D’après les Kirawarés, leur peuple fut autrefois persécuté et repoussé jusqu’aux limites des terres habitables.
Là-bas, les conditions de vie difficiles et la sauvagerie de la nature leur apprirent le respect des esprits et la nécessité d’être forts. Les survivants des tribus se rassemblèrent pour n’en former qu’une seule, puissante et indestructible, dirigée par le Yûshô, un guerrier-chamane.
Lors de l’arrivée de la Brume, le peuple du Sanglier ne montra aucune crainte : leur grande divinité, Kurayami, les protégeait des ténèbres depuis des siècles déjà.
À la création de l’Enclave, les Kirawarés s’installèrent au plus près de la barrière magique, priant les Kamis de leur laisser des accès vers l’extérieur qu’ils protégeraient eux-mêmes.
On raconte que régulièrement, lorsque les guerriers du Sanglier sortent de l’Enclave la nuit, ils chassent les yôkais et les hommes rendus fous par la brume pour se nourrir de leur foie et acquérir leur puissance.
Ce sont eux qui sont responsables des « Expéditions Brumeuses », des patrouilles quotidiennement effectuées autour du Mur, à l’extérieur, car ils sont les seuls à résister à la Brume.
Bien que leurs us et coutumes inquiètent la plupart des autres habitants de l’Enclave qui évitent de se rendre sur leurs terres, les Kirawarés sont appréciés pour le travail du bois, de l’os et de la corne qu’ils fournissent.

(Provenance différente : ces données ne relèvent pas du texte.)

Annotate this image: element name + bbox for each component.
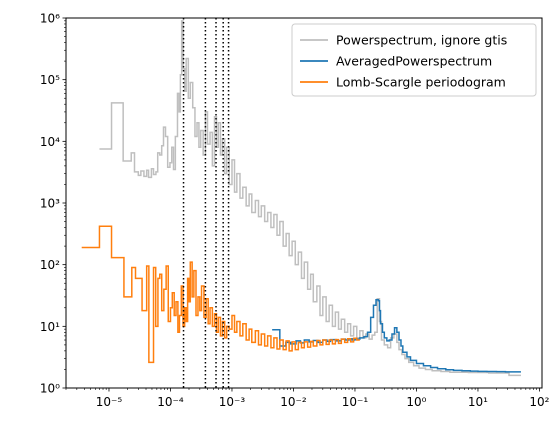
legend-box: [291, 23, 537, 97]
legend-label: Lomb-Scargle periodogram: [336, 75, 506, 90]
x-tick-label: 10⁻⁵: [96, 395, 123, 409]
vertical-lines: [182, 18, 230, 388]
series-line-1: [99, 20, 521, 377]
y-tick-label: 10⁴: [40, 135, 60, 149]
y-tick-label: 10⁵: [40, 73, 60, 87]
x-tick-label: 10¹: [468, 395, 488, 409]
y-tick-label: 10⁶: [40, 12, 60, 26]
series-layer: [81, 20, 521, 377]
x-tick-label: 10⁻²: [280, 395, 307, 409]
legend-label: Powerspectrum, ignore gtis: [336, 33, 507, 48]
y-tick-label: 10⁰: [40, 382, 60, 396]
x-tick-label: 10⁰: [406, 395, 426, 409]
y-tick-label: 10²: [40, 258, 60, 272]
legend: Powerspectrum, ignore gtis AveragedPowers…: [291, 23, 537, 97]
legend-label: AveragedPowerspectrum: [336, 54, 492, 69]
y-axis: 10⁰ 10¹ 10² 10³ 10⁴ 10⁵ 10⁶: [40, 12, 66, 396]
x-axis: 10⁻⁵ 10⁻⁴ 10⁻³ 10⁻² 10⁻¹ 10⁰ 10¹ 10²: [65, 388, 550, 409]
x-tick-label: 10⁻¹: [342, 395, 369, 409]
x-tick-label: 10⁻³: [219, 395, 246, 409]
x-tick-label: 10⁻⁴: [157, 395, 184, 409]
y-tick-label: 10¹: [40, 320, 60, 334]
y-tick-label: 10³: [40, 197, 60, 211]
series-line-3: [81, 225, 360, 364]
x-tick-label: 10²: [529, 395, 549, 409]
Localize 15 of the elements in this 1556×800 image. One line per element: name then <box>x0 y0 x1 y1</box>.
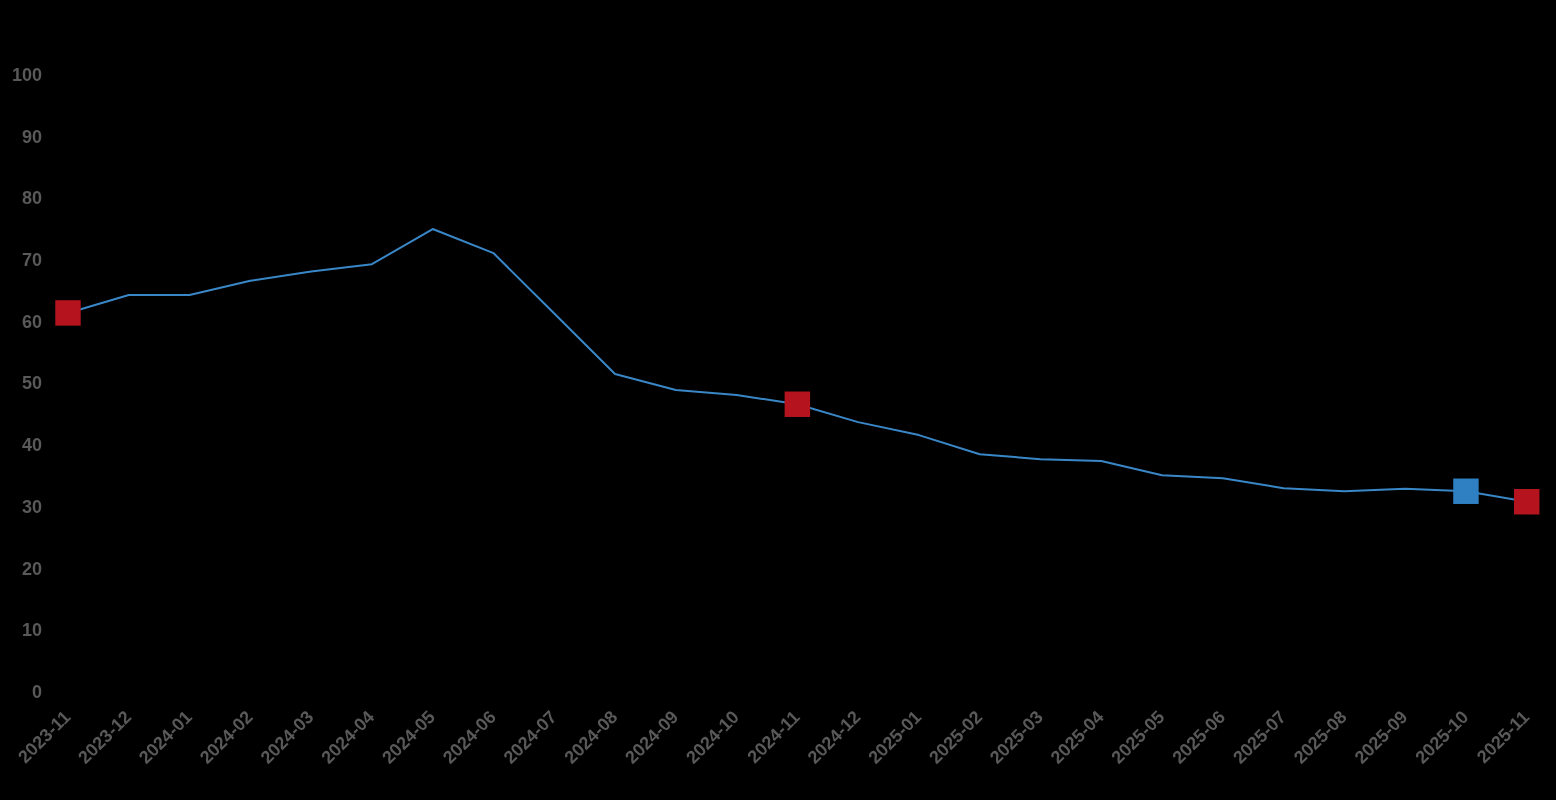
y-tick-label: 60 <box>21 311 42 332</box>
y-tick-label: 100 <box>11 64 42 85</box>
point <box>1514 489 1540 515</box>
y-tick-label: 50 <box>21 373 42 394</box>
y-tick-label: 40 <box>21 435 42 456</box>
y-tick-label: 80 <box>21 188 42 209</box>
y-tick-label: 10 <box>21 620 42 641</box>
point <box>55 300 81 326</box>
y-tick-label: 70 <box>21 250 42 271</box>
y-tick-label: 20 <box>21 558 42 579</box>
point <box>1453 478 1479 504</box>
point <box>784 391 811 417</box>
y-tick-label: 30 <box>21 496 42 517</box>
y-tick-label: 0 <box>31 681 42 702</box>
y-tick-label: 90 <box>21 126 42 147</box>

De nombreuses pièces de décoration des temples, habits et autres accessoires sont souvent commandés auprès de leurs artisans.
C’est également un peuple de chasseurs qui travaille souvent en relation étroite avec le peuple du Chien.

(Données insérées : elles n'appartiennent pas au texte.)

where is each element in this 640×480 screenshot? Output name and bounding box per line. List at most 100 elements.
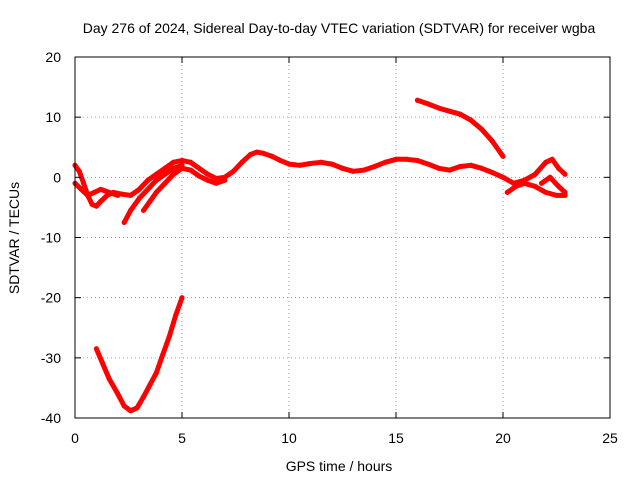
data-point <box>436 105 442 111</box>
data-point <box>382 159 388 165</box>
data-point <box>562 171 568 177</box>
y-tick-label: -20 <box>41 290 61 306</box>
data-point <box>254 149 260 155</box>
data-point <box>162 165 168 171</box>
data-point <box>136 186 142 192</box>
data-point <box>340 165 345 171</box>
data-point <box>166 334 172 340</box>
data-point <box>436 165 442 171</box>
data-point <box>98 198 104 204</box>
data-point <box>89 201 95 207</box>
series-upper-trace <box>414 97 506 159</box>
data-point <box>121 403 127 409</box>
x-tick-label: 15 <box>388 430 404 446</box>
data-point <box>239 159 245 165</box>
data-point <box>179 165 185 171</box>
data-point <box>479 165 485 171</box>
data-point <box>136 195 142 201</box>
data-point <box>106 376 112 382</box>
data-point <box>179 158 185 163</box>
data-point <box>277 158 283 163</box>
data-point <box>153 370 159 376</box>
data-point <box>297 162 303 168</box>
chart-title: Day 276 of 2024, Sidereal Day-to-day VTE… <box>83 20 596 36</box>
data-point <box>153 171 159 177</box>
data-point <box>556 165 562 171</box>
y-tick-label: -10 <box>41 230 61 246</box>
data-point <box>425 161 431 167</box>
data-point <box>307 161 313 166</box>
data-point <box>372 164 378 169</box>
x-tick-label: 0 <box>71 430 79 446</box>
data-point <box>504 189 510 195</box>
data-point <box>350 168 356 174</box>
axis-ticks: 0 5 10 15 20 25 -40 -30 -20 -10 0 10 20 <box>41 49 618 446</box>
data-point <box>489 138 495 144</box>
y-axis-label: SDTVAR / TECUs <box>6 182 22 294</box>
data-point <box>145 177 151 183</box>
series-line <box>414 97 506 159</box>
data-point <box>500 174 506 180</box>
data-point <box>85 192 91 198</box>
y-tick-label: -30 <box>41 350 61 366</box>
data-point <box>318 159 324 165</box>
data-point <box>329 161 335 167</box>
data-point <box>188 159 194 165</box>
data-point <box>556 183 562 189</box>
data-point <box>547 174 553 180</box>
data-point <box>468 162 474 168</box>
x-tick-label: 25 <box>602 430 618 446</box>
data-point <box>513 183 519 189</box>
data-point <box>213 180 219 186</box>
data-point <box>457 111 463 117</box>
data-point <box>173 313 179 319</box>
series-line <box>93 295 185 414</box>
data-point <box>128 408 134 414</box>
data-point <box>532 183 538 189</box>
y-tick-label: 0 <box>53 169 61 185</box>
data-point <box>153 177 159 183</box>
data-point <box>147 198 153 204</box>
data-point <box>213 176 219 181</box>
data-point <box>78 186 84 192</box>
data-point <box>539 180 544 186</box>
data-point <box>447 108 452 114</box>
data-point <box>457 164 463 169</box>
data-point <box>134 405 140 411</box>
data-point <box>479 126 485 132</box>
data-point <box>205 171 211 177</box>
data-point <box>532 171 538 177</box>
data-point <box>489 170 495 175</box>
data-point <box>468 117 474 123</box>
y-tick-label: -40 <box>41 410 61 426</box>
data-point <box>162 180 168 186</box>
data-point <box>170 165 176 171</box>
x-tick-label: 5 <box>178 430 186 446</box>
data-point <box>414 97 420 103</box>
data-point <box>76 168 82 174</box>
data-point <box>179 295 185 301</box>
data-point <box>188 167 194 173</box>
data-point <box>100 361 106 367</box>
data-point <box>128 192 134 198</box>
series-branch-4 <box>504 180 568 198</box>
data-point <box>141 394 146 400</box>
data-point <box>106 189 112 195</box>
series-branch-1 <box>72 180 121 198</box>
data-point <box>447 167 452 173</box>
data-point <box>98 186 104 192</box>
data-point <box>554 192 559 198</box>
series-main-trace <box>72 149 568 209</box>
data-point <box>521 180 527 186</box>
data-point <box>404 156 410 162</box>
series-branch-5 <box>539 174 568 195</box>
data-point <box>205 177 211 183</box>
series-branch-2 <box>121 162 185 225</box>
data-point <box>230 168 236 174</box>
data-point <box>93 346 99 352</box>
data-point <box>196 165 202 171</box>
data-point <box>128 207 134 213</box>
data-point <box>153 189 159 195</box>
data-point <box>222 177 228 183</box>
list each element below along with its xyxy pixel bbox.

Kurayami, leur protecteur principal, est un ours immense au pelage noir comme la nuit qui gouverne les ténèbres et les yôkais. Il les accompagne lors de leurs chasses nocturnes depuis la nuit des temps, les protégeant de la folie et des maladies.
Les Kirawarés lui vouent un culte particulier et il se raconte dans l’Enclave que leurs rituels sont souvent sanglants
Le peuple du Sanglier vénère aussi Hotoke, qui garde la porte vers le monde des défunts. Lorsqu’un Kirawaré meurt, ses proches se partagent ses différents organes, puis le corps est lavé et brûlé pour que l’âme puisse être guidée par Hotoke.
Chaque Kirawaré est dès la naissance protégé par un Kami, qui l’accompagnera toute sa vie, invisible compagnon. Ce sont les chamanes qui permettent la communication entre les Kirawarés et leurs esprits protecteurs.